Programar ou Ser Programado


Rushkoff (2010) (R) fez publicação provocativa: programar ou ser programado, instando que as pessoas não sejam apenas consumidoras do computador e internet. À sombra desta preocupação muitos estão a exigir que educadores sejam programadores digitais, precisamente para evitar ser penduricalho da máquina e para incluir isso entre as alfabetizações essenciais dos novos tempos.]

I. INTRODUZINDO
Quando humanos adquiriram linguagem, aprendemos não só a escutar, mas a falar. Quando construímos alfabetização, aprendemos não só a ler, mas a escrever. Avançando na realidade digital crescentemente, precisamos aprender não só a usar programas, mas a fazê-los. “Na paisagem emergente, altamente programada pela frente, termos ou de criar o software ou ser o software” (R:P65). Simples assim: programar ou ser programado. Convém escolher a primeira alternativa para ter acesso ao painel de controle da civilização. Se escolhermos a segunda, pode ser a última chance de fazer. Enquanto tecnologias digitais são, em muitos sentidos, uma excrescência natural do que foi antes, são também marcadamente diferentes. Computadores e redes são mais que meras ferramentas: são como coisas vivas, em si. Diferentemente de um ancinho, uma caneta ou mesmo uma britadeira, tecnologia digital é programada. Significa que vem com instruções não só de uso, mas de si mesma. Como tais, tecnologias acabam por caracterizar o futuro do modo como vivemos e trabalhamos, as pessoas que as programam detêm papel crescentemente importante em moldar o mundo e como funciona. Tecnologias digitais irão moldar o mundo, com ou sem nossa cooperação.  Estamos criando um diagrama juntos – um design para nosso futuro coletivo. As possibilidades para progresso social, econômico, pratico, artístico e mesmo espiritual são tremendas. Assim como palavras deram aos humanos a habilidade de passar conhecimento em frente para o que agora chamamos de civilização, atividade em rede poderia logo nos oferecer acesso ao pensamento compartilhado – uma extensão da consciência ainda inconcebível para muitos hoje.

Os princípios operativos do comércio e cultura – desde suprimento e demanda até comando e controle – poderia dar lugar a modo de participação inteiramente mais envolvido, conectado e colaborativo.
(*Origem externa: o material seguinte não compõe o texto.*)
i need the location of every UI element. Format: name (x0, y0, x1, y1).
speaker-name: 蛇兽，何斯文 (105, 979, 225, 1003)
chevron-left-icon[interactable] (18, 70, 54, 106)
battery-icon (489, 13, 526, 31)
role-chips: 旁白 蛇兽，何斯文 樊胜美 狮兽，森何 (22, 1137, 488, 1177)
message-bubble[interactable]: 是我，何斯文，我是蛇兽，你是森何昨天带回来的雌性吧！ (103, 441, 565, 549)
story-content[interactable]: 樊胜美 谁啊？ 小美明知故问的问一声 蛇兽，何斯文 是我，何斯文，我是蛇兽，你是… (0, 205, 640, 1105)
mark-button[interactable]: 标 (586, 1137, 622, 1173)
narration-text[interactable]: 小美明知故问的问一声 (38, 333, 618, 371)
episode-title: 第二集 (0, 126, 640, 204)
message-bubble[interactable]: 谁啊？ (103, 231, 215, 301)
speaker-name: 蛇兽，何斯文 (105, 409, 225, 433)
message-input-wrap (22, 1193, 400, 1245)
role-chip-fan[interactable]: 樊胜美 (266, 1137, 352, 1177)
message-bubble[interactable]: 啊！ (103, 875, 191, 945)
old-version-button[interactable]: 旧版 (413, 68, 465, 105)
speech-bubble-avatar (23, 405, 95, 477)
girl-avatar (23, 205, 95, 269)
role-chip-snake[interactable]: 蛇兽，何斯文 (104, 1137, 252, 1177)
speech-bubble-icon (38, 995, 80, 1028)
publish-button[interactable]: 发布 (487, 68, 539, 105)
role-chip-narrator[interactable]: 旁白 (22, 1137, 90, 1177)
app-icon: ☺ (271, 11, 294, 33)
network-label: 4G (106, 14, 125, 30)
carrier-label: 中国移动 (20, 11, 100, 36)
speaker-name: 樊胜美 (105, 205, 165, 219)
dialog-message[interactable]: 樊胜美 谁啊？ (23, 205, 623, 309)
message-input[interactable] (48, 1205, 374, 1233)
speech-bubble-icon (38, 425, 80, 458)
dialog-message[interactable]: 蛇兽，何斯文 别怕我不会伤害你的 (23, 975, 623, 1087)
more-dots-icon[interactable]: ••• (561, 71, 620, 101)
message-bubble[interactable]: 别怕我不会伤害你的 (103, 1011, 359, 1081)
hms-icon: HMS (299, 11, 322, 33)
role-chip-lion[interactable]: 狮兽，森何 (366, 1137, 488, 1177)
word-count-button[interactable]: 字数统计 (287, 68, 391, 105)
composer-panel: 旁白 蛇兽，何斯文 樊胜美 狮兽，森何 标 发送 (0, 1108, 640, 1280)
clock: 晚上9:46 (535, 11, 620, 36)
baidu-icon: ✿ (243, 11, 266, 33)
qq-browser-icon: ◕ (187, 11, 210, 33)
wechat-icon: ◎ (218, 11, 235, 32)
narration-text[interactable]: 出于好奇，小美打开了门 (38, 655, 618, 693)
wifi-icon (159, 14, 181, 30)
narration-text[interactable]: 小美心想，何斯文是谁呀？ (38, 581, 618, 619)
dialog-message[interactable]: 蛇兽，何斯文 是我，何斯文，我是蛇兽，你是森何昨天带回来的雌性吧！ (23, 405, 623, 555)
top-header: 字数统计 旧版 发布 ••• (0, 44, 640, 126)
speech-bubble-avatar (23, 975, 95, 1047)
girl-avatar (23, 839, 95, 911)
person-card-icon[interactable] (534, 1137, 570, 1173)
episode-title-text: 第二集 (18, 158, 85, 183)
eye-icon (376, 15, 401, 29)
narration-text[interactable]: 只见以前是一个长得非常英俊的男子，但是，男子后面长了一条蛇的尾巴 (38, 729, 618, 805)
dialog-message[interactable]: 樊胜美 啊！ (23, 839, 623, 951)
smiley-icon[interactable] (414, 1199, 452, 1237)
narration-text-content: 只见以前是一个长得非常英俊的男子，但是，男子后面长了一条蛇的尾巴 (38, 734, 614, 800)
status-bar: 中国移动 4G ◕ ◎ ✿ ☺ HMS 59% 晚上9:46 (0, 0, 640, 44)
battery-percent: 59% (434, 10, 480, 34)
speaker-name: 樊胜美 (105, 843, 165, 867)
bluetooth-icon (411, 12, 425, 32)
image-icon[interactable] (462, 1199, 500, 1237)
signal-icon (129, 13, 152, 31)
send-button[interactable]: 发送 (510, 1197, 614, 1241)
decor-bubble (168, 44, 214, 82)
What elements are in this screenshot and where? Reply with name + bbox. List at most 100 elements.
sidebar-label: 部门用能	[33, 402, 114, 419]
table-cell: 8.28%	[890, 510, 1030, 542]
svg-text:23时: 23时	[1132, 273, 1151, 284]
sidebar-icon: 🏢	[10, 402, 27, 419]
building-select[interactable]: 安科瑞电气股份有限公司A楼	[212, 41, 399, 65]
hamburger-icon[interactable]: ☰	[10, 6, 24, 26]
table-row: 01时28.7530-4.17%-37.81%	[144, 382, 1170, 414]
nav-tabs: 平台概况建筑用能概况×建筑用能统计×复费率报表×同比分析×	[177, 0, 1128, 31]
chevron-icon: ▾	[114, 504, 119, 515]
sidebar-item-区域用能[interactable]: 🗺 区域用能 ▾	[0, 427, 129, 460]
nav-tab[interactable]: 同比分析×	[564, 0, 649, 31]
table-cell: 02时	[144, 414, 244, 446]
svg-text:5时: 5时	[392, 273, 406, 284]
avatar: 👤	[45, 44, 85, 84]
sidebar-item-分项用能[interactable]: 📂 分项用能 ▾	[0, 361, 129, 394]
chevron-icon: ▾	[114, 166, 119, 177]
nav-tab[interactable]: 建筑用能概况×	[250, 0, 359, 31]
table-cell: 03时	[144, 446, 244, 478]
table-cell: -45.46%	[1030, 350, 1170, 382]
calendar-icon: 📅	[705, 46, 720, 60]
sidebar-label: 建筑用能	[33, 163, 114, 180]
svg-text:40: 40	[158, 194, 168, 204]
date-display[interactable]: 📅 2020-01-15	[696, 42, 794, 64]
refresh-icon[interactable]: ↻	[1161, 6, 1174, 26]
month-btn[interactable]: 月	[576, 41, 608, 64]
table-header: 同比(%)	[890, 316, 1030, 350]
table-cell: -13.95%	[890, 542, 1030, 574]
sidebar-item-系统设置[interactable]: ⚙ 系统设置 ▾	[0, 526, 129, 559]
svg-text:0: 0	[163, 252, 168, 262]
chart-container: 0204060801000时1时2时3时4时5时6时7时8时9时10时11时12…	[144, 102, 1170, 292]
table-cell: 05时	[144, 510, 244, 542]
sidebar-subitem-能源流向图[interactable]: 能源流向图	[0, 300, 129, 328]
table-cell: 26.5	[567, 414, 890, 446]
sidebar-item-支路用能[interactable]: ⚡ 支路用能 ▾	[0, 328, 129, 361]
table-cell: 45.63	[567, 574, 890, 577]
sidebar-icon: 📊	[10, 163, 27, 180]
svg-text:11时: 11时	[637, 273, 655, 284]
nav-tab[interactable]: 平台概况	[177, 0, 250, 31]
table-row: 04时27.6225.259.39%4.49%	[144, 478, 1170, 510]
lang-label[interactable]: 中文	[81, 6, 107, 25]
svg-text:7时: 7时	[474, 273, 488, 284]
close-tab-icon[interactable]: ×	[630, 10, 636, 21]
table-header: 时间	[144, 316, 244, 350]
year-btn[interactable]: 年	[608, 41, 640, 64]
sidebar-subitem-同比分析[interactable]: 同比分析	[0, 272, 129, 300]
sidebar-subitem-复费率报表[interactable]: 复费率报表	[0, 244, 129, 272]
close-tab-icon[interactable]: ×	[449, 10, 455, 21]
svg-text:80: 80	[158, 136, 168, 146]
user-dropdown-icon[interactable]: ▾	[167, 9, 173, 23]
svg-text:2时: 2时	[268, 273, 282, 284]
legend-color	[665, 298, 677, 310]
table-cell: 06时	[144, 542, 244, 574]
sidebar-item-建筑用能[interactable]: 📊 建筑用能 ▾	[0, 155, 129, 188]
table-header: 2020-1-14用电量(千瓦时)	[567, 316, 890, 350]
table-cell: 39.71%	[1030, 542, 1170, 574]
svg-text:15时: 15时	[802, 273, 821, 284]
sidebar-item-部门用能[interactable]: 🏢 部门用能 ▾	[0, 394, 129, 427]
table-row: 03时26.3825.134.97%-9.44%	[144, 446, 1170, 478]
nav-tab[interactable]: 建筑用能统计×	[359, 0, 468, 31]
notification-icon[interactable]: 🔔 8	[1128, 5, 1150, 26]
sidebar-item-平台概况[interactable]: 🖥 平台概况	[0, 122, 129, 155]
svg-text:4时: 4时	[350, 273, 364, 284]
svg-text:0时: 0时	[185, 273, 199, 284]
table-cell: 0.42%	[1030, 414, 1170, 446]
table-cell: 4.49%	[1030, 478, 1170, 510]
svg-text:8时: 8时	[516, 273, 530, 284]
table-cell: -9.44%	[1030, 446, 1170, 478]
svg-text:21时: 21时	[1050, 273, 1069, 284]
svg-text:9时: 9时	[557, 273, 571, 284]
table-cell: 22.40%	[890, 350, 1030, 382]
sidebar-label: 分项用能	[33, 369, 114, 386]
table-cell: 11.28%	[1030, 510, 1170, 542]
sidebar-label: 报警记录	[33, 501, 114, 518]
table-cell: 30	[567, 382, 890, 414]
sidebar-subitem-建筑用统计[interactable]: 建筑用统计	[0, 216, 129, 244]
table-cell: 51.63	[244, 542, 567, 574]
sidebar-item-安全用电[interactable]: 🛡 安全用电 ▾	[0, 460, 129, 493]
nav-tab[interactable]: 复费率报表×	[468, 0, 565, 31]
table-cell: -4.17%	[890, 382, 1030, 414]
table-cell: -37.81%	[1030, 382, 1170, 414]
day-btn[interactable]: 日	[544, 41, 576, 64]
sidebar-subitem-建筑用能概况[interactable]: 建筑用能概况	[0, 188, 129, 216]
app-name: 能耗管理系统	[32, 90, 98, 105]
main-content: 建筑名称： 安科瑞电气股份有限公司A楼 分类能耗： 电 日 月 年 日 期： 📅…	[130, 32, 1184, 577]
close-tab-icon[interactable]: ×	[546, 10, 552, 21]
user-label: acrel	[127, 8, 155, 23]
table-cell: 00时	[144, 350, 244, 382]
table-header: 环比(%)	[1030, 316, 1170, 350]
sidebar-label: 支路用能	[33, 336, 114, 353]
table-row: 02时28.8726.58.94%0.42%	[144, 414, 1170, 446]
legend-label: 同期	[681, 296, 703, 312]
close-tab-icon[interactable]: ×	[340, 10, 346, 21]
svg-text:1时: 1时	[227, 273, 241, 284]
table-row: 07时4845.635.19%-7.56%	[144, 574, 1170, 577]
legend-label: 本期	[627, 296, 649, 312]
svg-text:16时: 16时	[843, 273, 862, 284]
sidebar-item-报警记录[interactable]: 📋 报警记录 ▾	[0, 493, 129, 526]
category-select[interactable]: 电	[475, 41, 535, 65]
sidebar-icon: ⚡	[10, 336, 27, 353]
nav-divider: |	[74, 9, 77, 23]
Mas, por enquanto, muitos acham que redes digitais respondem de modo imprevisível ou mesmo oposto a nossas intenções. Varejistas migram online só para encontrar seus preços rebaixados por agregadores automáticas de compra. Criadores de cultura pegam canais interativos de distribuição apenas para crescerem incapazes de achar pessoas que se dispõem a pagar pelo conteúdo que compravam antes alegremente. Educadores que buscam acessos a pletora global de informação para suas aulas se deparam com estudantes que creem que achar reposta na Wikipédia é pesquisa suficiente. Pais que achavam que seus filhos iriam, via multitarefa, chegar ao sucesso estão agora incomodados pelo fato de que eles já não conseguem focar atenção em nada. Organizadores políticos que acreditavam que internet consolidaria suas bases acham que petições da net e blog autorreferencial agora são substitutos da ação. Jovens que viam em redes sociais modo de redefinir a si e a seus eleitorados através de limites antes sacrossantos estão agora se conformando à lógica dos perfis das redes e achando-se vítimas de marqueteiros e assassinato de caracteres. Banqueiros que criam que empreendedorismo digital iria reavivar uma economia decadente da era industrial estão, ao invés, achando impossível gerar novo valor via investimento de capital. Mídia noticiosa via nas redes de informação oportunidades renovadas para jornalismo cidadão e responsável, a coleta de notícias por 24 horas virou sensacionalista, não rentável e despida de fatos úteis. Leigos educados que viam na rede nova oportunidade para participação amadora em setores previamente isolados da mídia e sociedade, veem ao invés a mistura indiscriminada de qualquer coisa, em ambiente onde o barulhento e lascivo abafam tudo que leva mais de uns momentos para se entender. Organizadores sociais e comunitários que viam na mídia social modo novo e seguro para pessoas se ajuntarem, expressar suas opiniões e deslanchar mudando de baixo para cima estão muitas vezes recuando em face da maneira como anonimato em rede se nutre de comportamento de massa, ataque inclemente e respostas sem nexo.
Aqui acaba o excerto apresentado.